By Pat Garrett
Member, Riderwood Sustainability Project
Like so many things, at first glance recycling seems simple. Put paper, plastic, metal and glass aside for a separate collection, so they can be processed and used again instead of going to the landfill.
It’s when you begin to peel back the layers and actually start recycling that the questions arise. That’s where Helene White and Katie Bonomo come in. You may have seen them outside each of the dining rooms during dinner in early September, fielding questions and pointing out on their display the actual packaging Riderwood uses for takeout and the stores, as well as common items from outside sources.

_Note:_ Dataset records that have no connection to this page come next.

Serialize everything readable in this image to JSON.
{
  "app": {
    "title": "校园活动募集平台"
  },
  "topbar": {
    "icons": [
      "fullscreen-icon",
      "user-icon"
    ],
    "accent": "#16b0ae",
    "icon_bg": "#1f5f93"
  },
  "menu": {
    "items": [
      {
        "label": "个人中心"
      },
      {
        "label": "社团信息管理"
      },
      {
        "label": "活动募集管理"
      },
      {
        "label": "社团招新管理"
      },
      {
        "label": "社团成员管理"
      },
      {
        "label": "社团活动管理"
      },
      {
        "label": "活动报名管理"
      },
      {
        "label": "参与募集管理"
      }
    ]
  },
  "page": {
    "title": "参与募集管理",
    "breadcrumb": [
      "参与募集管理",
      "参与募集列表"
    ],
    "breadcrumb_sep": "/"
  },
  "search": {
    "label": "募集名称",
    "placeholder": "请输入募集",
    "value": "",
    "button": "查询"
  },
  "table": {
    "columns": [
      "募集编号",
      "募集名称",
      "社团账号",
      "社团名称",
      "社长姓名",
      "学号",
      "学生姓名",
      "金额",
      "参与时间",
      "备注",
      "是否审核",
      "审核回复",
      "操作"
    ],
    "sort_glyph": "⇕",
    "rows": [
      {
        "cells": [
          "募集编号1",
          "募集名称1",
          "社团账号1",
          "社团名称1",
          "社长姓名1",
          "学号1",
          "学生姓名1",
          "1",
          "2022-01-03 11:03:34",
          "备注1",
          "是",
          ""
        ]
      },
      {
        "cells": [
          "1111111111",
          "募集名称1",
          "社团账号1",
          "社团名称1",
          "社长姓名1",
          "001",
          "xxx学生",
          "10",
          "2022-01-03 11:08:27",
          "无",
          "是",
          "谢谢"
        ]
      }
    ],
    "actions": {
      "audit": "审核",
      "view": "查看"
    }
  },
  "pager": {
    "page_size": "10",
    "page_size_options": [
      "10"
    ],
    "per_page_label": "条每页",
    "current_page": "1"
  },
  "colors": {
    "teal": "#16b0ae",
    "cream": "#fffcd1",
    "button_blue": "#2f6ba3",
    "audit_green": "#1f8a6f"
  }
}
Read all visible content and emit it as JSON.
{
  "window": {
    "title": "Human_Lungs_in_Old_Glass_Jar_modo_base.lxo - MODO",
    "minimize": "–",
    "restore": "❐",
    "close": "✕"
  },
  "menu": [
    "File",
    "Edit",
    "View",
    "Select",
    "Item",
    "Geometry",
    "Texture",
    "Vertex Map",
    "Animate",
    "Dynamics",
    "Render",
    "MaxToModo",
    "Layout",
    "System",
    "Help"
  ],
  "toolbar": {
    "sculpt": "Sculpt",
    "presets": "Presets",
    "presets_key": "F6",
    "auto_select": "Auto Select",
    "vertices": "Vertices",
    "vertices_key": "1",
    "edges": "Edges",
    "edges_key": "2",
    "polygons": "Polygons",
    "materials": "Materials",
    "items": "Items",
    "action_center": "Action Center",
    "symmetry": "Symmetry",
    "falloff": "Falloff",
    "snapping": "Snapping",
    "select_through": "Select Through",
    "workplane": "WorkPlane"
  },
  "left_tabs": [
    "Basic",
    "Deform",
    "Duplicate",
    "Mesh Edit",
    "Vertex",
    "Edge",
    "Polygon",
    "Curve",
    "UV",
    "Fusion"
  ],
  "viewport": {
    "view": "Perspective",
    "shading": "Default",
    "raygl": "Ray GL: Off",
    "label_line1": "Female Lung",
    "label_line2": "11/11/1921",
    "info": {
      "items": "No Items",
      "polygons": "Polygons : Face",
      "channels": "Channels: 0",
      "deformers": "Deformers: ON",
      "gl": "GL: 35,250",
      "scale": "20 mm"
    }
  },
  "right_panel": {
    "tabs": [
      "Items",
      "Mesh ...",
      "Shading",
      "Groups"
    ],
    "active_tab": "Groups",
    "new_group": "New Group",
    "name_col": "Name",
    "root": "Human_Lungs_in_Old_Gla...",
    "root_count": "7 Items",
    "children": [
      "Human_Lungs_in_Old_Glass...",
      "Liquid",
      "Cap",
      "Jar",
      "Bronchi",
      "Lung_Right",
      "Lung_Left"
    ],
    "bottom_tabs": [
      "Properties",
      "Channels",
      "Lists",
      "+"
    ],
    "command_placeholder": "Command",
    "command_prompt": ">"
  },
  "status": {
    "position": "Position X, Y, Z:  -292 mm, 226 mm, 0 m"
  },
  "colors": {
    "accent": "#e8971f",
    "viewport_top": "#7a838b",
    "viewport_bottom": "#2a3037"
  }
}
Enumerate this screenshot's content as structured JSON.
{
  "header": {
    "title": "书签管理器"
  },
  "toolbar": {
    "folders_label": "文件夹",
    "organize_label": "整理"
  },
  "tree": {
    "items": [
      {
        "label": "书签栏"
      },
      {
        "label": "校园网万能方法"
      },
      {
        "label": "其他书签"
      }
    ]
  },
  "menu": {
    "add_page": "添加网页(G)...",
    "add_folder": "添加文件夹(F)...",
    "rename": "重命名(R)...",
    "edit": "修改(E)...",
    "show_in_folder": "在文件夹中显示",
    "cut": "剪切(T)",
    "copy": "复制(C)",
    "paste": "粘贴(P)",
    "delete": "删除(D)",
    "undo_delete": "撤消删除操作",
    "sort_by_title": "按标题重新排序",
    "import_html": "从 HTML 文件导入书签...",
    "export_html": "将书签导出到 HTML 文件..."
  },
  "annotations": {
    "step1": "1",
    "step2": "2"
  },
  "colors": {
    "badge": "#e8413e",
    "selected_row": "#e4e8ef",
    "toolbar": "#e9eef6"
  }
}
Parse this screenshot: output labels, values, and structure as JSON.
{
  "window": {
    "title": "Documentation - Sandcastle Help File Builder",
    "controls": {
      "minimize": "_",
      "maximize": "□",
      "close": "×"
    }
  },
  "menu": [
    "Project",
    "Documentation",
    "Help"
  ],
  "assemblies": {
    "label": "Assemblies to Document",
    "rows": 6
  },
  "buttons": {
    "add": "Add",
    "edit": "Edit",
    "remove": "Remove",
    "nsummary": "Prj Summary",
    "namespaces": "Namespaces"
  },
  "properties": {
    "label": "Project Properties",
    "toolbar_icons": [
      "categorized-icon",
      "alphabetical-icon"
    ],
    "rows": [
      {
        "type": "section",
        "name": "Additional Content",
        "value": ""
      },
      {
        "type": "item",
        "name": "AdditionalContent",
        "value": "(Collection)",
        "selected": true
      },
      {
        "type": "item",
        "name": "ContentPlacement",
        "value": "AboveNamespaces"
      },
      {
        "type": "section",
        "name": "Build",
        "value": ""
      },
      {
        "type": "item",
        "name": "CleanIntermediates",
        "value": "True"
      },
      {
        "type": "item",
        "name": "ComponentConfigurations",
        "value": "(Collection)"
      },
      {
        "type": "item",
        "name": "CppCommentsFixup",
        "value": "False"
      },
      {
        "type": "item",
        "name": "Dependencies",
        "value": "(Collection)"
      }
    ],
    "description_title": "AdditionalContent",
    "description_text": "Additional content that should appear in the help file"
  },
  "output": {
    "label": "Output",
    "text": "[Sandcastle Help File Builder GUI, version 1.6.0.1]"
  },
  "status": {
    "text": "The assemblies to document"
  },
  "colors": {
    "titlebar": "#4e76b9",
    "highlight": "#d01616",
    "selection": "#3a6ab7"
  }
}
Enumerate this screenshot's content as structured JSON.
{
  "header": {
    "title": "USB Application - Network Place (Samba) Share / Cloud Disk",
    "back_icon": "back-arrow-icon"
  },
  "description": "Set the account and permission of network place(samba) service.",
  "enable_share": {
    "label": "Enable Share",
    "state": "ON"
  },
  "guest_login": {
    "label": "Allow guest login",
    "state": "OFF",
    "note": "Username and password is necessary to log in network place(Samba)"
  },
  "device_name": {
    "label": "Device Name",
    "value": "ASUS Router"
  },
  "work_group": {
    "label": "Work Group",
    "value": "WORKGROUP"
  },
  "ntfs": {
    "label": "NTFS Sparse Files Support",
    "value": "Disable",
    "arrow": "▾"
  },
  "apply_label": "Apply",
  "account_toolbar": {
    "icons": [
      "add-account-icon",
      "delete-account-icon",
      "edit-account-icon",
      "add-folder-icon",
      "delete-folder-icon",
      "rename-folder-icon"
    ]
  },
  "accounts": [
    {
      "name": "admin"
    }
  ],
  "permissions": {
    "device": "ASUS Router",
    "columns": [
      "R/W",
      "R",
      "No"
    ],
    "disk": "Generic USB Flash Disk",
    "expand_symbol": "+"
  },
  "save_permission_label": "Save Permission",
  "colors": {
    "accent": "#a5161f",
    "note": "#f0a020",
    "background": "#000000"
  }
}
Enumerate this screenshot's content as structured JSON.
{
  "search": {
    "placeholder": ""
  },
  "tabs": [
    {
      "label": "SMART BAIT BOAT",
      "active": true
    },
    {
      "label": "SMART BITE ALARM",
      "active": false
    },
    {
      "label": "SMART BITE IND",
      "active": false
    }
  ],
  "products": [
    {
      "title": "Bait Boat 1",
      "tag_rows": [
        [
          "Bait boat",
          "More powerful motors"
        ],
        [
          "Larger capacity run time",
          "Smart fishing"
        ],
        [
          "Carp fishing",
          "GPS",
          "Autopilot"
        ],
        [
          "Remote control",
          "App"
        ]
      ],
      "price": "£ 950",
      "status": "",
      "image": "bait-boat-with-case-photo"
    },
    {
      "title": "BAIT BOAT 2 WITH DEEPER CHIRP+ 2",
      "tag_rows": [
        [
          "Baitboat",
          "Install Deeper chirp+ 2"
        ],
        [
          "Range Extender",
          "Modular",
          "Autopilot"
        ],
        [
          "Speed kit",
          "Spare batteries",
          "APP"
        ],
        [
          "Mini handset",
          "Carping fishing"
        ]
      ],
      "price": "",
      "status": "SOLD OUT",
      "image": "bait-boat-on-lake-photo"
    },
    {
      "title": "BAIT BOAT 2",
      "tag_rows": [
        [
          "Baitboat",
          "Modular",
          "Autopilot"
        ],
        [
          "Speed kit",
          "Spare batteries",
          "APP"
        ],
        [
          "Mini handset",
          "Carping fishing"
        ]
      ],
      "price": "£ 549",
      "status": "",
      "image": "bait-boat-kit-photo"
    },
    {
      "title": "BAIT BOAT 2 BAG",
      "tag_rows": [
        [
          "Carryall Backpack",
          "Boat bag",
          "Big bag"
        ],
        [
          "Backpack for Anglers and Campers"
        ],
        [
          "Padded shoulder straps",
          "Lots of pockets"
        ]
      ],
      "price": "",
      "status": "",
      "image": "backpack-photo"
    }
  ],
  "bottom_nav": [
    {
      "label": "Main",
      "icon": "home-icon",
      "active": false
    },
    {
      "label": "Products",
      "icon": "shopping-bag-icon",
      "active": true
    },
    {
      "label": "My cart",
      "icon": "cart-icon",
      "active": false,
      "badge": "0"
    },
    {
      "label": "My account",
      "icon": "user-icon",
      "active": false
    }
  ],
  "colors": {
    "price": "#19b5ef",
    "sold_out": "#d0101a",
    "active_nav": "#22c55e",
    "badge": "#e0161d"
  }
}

They had answers to many questions from lots of interested residents. Questions they couldn’t answer, they put on a list to be researched by the larger Riderwood Residents Recycling Committee, a group that works closely with General Services. They’ll be ready with answers the next time.
The recycling scene keeps shifting, too, adding to the need for continued education. In the beginning, we sorted different colors of glass. Anybody else remember that? Green, brown, clear?
Metal went into another bin, and only newspapers and magazines could be recycled for paper. I don’t remember plastic being recycled at all back then. Gradually we got to ‘zero sort’ or ‘single sort’ (both meaning everything together). But recently the vendors told us that they couldn’t sell wet or contaminated paper, so we have to separate paper again. They’ve asked us to emphasize ‘clean and dry’ for all the materials we collect.
It’s like riding a bicycle. Once you get the hang of it, you can adjust to the changes that come along. Recycling can work to provide a cleaner environment for all of us.